Paul Thorn

Before Paul Thorn made his living as a singer, he was a professional boxer. He also spent 12 years working at a furniture factory in his hometown of Tupelo, Miss.

“I was the one that put springs in seats — like when you sit on your recliner and you say, ‘Oh, this feels so good and soft,’ it’s a good likelihood that I may have put them springs in what you’re sitting on,” Thorn tells NPR’s Melissa Block. “I had to stand there in the same spot all day long, just pulling them springs and making everybody able to become even more sedentary.”

Thorn still lives in Tupelo.
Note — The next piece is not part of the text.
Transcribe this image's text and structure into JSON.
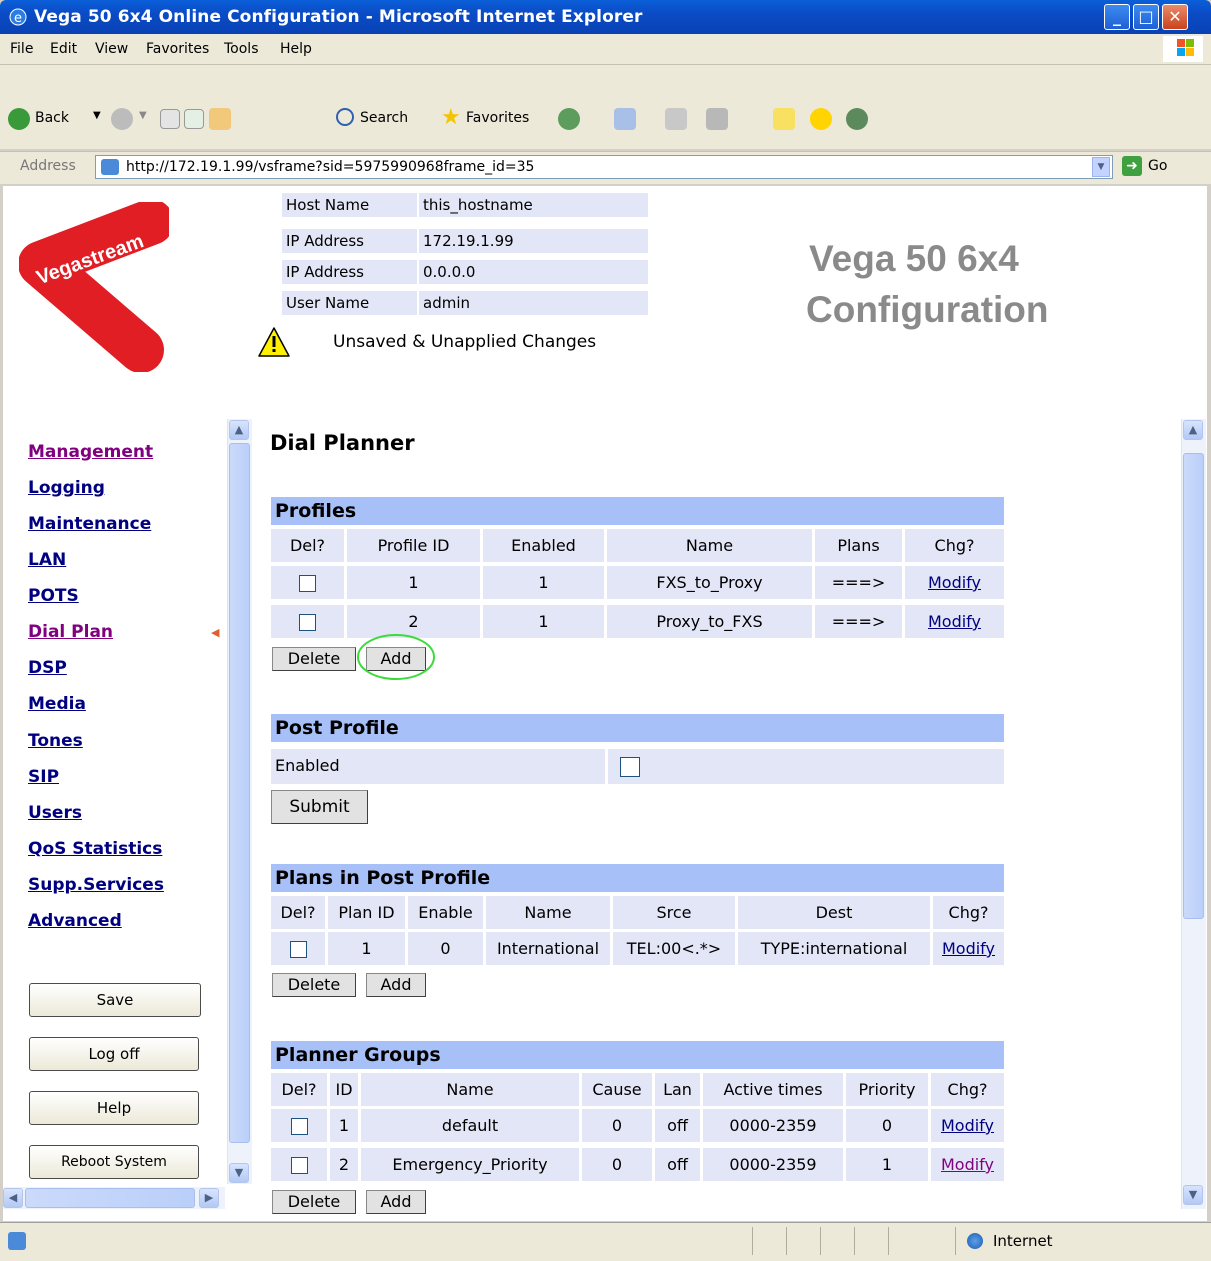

He’s released six albums of songs filled with characters from pimps to preachers, and from a small-town temptress working at a Dairy Queen to a guy running a combination revival tent and fireworks stand. Thorn is about to begin touring for his newest album,What the Hell Is Goin’ On? This one is all cover songs, many of them plucked from obscurity.

“I’m an independent, underground artist, and most of the songs on this record are songs by writers that I’m actually friends with,” Thorn says. “Each artist had these little chestnut songs, and I just picked some of them that really moved me for one reason or the other.

“They are deep cuts,” he adds. “When you think of a cover album, you think of, you know, Rod Stewart singing ‘Unforgettable’ or something like that — which is great. These are truly deep cuts. But they’re great songs.”

Thorn’s own songs are often about people living on the margins of society, a focus that carried over to the songs he chose for What the Hell Is Goin’ On? In “She’s Got a Crush on Me,” originally by the songwriter and keyboard player Donnie Fritts, the titular “she” is an unlikely muse: a chain-smoking factory worker who’s a little overweight.

“At first you think, ‘This guy’s criticizing this woman.’ But as you listen on down into it, you realize that this woman is beautiful, and he’s so flattered that she has a crush on him,” Thorn says. “A lot of times when you think of love songs, they paint this beautiful picture that maybe isn’t a realistic picture. I like this song because it’s about just a couple of normal people.

“Those are the kind of people I sing about,” Thorn adds, “because those are the people I know. I don’t run around with movie stars and celebrity types. All my real friends, they’re trailer-park people — people of meager means. That’s what I grew up with and what I’m most comfortable around.”